Get the latest updates as we post them — right on your browser

. Last Updated: 07/27/2016

Credit Suisse, ING Win Licenses, But Await Vote

Two more Western banks announced Wednesday that they have received a full Russian banking license from the Russian Central Bank, only days before parliament votes on a law that may ban foreign banks from Russia.

Cornelie Goedhuis, consultant at the Moscow office of ING Bank, said that the Russian Central Bank had granted a general license for operation of one Russian subsidiary on Monday. Credit Suisse, the largest bank in Switzerland, announced it received a full banking license as well.

In response to a strong protectionist lobby from Russia's young commercial banks, parliament has approved a law that requires all these banks to renew their license by January 1994 and proposes to exclude foreign banks from most activity in Russia until 1996.

President Boris Yeltsin vetoed the law, but parliament may override him when it votes on the law again. A parliamentary banking committee spokesman said that hearings would be held on the law on Sept. 28 and the vote could take place early in October.

The Central Bank has supported the entry of foreign banks on a limited scale as a means of promoting competition in Russia's overpriced market for bank services. A recent rush of new licenses and bank openings may be an attempt to entrench foreign banks in Russia before parliament can pass its law.

Wednesday marked the first day of business for the Credit Lyonnais office, making it the second foreign bank to open a fully licensed bank in Russia. Company executives refused to comment on the opening.

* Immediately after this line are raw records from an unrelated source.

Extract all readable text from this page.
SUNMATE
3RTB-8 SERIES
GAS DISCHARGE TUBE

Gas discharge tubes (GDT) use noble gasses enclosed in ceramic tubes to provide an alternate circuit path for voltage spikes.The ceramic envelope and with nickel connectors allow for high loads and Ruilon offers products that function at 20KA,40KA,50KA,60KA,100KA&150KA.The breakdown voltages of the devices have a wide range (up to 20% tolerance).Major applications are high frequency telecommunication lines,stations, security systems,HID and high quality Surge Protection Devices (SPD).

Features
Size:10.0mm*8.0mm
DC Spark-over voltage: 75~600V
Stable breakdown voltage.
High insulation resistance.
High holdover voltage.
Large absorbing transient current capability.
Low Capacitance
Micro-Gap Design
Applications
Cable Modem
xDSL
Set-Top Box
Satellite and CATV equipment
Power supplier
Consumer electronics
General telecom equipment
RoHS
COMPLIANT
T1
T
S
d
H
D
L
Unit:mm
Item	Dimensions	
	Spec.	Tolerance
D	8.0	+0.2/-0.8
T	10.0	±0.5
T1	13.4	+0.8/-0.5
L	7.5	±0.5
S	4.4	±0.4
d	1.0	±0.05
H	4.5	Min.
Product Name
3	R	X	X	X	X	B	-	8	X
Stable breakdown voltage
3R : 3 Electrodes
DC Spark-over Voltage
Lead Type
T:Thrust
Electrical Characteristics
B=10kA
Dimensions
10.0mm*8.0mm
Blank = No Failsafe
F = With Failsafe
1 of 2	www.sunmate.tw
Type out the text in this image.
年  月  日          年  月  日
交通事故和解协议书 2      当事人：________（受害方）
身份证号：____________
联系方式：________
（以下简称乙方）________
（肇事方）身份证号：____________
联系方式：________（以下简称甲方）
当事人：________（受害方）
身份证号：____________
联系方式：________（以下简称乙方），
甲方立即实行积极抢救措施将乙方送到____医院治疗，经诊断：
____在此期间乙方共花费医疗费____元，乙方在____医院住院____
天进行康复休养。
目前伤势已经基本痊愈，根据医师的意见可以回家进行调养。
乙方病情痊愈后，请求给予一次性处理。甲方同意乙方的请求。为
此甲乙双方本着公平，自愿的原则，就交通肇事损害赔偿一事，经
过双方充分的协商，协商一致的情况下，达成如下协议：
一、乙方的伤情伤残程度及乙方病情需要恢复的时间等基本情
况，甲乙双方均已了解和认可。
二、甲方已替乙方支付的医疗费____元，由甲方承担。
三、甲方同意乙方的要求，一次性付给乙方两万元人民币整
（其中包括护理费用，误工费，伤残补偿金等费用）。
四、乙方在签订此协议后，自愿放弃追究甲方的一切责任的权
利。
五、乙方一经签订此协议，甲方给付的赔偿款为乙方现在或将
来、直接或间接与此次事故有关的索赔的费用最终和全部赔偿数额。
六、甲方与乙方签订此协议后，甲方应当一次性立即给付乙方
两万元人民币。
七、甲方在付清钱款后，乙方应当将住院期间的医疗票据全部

Four banks BNP-Dresdner Russia, Bank of China, Societe Generale and Credit Lyonnais have already received a full license. BNP-Dresdner officially opened its St. Petersburg office last week. Bank Austria, the first foreign bank to set up shop here last year, received only a partial license that banned ruble accounts and service to private persons.

If passed, the law could reduce a full license into a more limited license, said Martin Emch, chief representative of Credit Suisse in Moscow. Emch said that foreign banks should try to convince parliament not to pass the law.

Both Goedhuis and Emch said they hoped to open a Moscow subsidiary in the first quarter of 1994. Emch said that the Credit Suisse bank would have a starting capital of $20 million, a staff of 35 to 50 people, and would only service foreign corporate clients before catering to Russian companies in later years.

He said his bank had already set up Over 100 correspondent accounts with Russian banks for money transfers.

ING bank expects to offer basic services such as money transfers, deposits and accounts to foreigners and Russians but will also offer trade commodity financing in Russia, already a major business for ING in Russia, Goedhuis said.